Crawl is a tight, smartly constructed creature feature. Running a trim 87 minutes, it gets its premise set up fast, the better to spend most of the time milking every last jolt out of it. In short order, Michael and Shawn Rasmussen's tidy screenplay places a Floridian collegiate swimmer (Kaya Scodelario) and her handyman dad (Barry Pepper) in the crawlspace of the old family home with a hurricane howling towards them and an alligator slithering down the stairs. They’re doubly trapped, water rising and gator stalking. The entire narrative thrust of the film is hoping the pair will make it out alive. There's some attention paid to the father-daughter dynamic and their prickly estrangement, but it takes an obvious background place behind their immediate dangers. That the house rapidly getting swallowed up by the angry waters is on the market as a result of the dad's contentious divorce is a fine character detail dovetailing with the plot, seeing as the characters will have to escape not just the building, but these bad feelings in order to reconcile. Nevertheless, it's almost exclusively about the predicament involving the gator threatening to gobble them up.

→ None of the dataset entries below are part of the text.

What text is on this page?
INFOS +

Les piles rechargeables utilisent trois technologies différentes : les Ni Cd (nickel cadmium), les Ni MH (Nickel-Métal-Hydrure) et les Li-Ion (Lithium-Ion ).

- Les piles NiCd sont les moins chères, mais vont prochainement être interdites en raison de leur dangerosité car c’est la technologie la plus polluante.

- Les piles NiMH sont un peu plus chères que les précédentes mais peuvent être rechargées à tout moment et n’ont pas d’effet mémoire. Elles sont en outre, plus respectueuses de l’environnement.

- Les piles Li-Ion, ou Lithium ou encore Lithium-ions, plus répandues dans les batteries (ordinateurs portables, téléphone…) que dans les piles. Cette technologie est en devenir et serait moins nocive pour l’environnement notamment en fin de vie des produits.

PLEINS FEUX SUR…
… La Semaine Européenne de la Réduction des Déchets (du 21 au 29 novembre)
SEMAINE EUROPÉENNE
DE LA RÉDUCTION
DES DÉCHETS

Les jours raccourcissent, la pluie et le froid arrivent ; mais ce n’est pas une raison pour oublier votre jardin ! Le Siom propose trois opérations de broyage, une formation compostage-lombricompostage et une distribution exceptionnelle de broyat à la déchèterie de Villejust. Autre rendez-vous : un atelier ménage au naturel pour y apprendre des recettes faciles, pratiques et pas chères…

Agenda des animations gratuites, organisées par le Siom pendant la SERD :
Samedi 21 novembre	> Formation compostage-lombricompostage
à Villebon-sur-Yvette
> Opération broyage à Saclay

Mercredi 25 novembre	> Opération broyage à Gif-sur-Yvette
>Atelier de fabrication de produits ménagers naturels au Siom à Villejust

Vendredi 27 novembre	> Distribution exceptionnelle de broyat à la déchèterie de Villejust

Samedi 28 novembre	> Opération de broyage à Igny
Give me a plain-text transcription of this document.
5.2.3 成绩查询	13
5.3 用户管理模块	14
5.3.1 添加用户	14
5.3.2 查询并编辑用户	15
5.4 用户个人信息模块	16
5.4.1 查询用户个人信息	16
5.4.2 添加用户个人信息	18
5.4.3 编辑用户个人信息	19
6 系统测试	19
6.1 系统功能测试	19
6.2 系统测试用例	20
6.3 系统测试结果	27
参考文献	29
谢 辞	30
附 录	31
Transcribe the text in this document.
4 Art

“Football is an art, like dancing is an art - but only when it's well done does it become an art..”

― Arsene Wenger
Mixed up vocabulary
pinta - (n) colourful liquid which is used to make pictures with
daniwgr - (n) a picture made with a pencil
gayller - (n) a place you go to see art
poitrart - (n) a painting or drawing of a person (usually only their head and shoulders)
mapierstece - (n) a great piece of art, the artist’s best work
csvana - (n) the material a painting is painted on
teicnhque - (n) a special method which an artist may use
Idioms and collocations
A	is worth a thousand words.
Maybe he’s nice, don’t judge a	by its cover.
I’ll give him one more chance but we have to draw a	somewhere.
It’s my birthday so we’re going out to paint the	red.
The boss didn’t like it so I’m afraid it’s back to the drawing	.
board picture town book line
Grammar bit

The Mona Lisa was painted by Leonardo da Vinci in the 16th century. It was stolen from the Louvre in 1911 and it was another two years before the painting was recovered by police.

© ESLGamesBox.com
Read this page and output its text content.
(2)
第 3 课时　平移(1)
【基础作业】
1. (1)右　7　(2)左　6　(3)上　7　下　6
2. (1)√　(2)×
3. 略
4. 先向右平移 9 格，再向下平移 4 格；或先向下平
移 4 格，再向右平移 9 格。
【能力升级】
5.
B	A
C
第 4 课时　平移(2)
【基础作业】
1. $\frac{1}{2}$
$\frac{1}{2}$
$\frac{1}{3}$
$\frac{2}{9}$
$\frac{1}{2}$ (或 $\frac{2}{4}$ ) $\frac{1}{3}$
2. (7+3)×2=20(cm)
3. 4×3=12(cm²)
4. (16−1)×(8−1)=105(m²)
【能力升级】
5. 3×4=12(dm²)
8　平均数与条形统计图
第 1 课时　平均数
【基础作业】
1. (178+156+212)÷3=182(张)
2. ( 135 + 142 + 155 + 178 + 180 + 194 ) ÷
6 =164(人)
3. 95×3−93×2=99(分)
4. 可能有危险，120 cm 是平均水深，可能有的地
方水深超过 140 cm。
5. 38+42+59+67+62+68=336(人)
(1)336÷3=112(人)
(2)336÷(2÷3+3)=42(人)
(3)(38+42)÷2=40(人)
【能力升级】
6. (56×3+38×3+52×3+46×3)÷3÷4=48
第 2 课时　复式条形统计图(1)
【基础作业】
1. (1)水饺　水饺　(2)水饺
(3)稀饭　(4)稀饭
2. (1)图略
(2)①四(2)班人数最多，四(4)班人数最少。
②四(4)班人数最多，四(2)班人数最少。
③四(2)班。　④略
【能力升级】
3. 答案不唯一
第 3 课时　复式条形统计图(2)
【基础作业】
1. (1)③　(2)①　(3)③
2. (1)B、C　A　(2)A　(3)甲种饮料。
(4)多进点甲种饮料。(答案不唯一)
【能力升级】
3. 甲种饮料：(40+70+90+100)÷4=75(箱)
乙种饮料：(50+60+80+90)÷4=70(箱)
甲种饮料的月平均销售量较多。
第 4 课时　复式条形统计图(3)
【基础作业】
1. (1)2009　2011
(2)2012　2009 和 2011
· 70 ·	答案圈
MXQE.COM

The movie is compelling and entertaining, with fine physical distress and desperation played out in close quarters and sweaty closeups. The story is shaped to exploit every best option they have for escape. Given that one’s an expert swimmer and the other has a fully-stocked tool belt, they’re better equipped than most. We watch as they pick a plan, then follow it as far as they can until — WHAM! — that option, too, is closed off. Back to square one. Find the next best way out. Try again. It’s a procedural one-thing-after-another thriller that builds and builds with a fun sense of “ugh, what now!?” around every corner. The gator’s presence is convincing. Its gory chomps (the only reason the movie is R) are considerable — a Best Makeup contender, if you ask me. The harrowing sound design is all eerie splashes and a constant backbeat of howling, pounding winds and rain. And the jump scares and swimming tension are expertly doled out. Director Alexandre Aja, who may never elevate material (give him a junk screenplay like Piranha 3D and you’ll get a junk movie), but who is a perfectly competent realizer of movies, does his best work here. He’s manipulating tension and surprise, often keeping the focus on his actors' wide-eyed expressions of panicked thought, and maintaining visual interest in a contained environment. All involved make the simple premise last just long enough to satisfy. It’s exactly what it promises on the tin.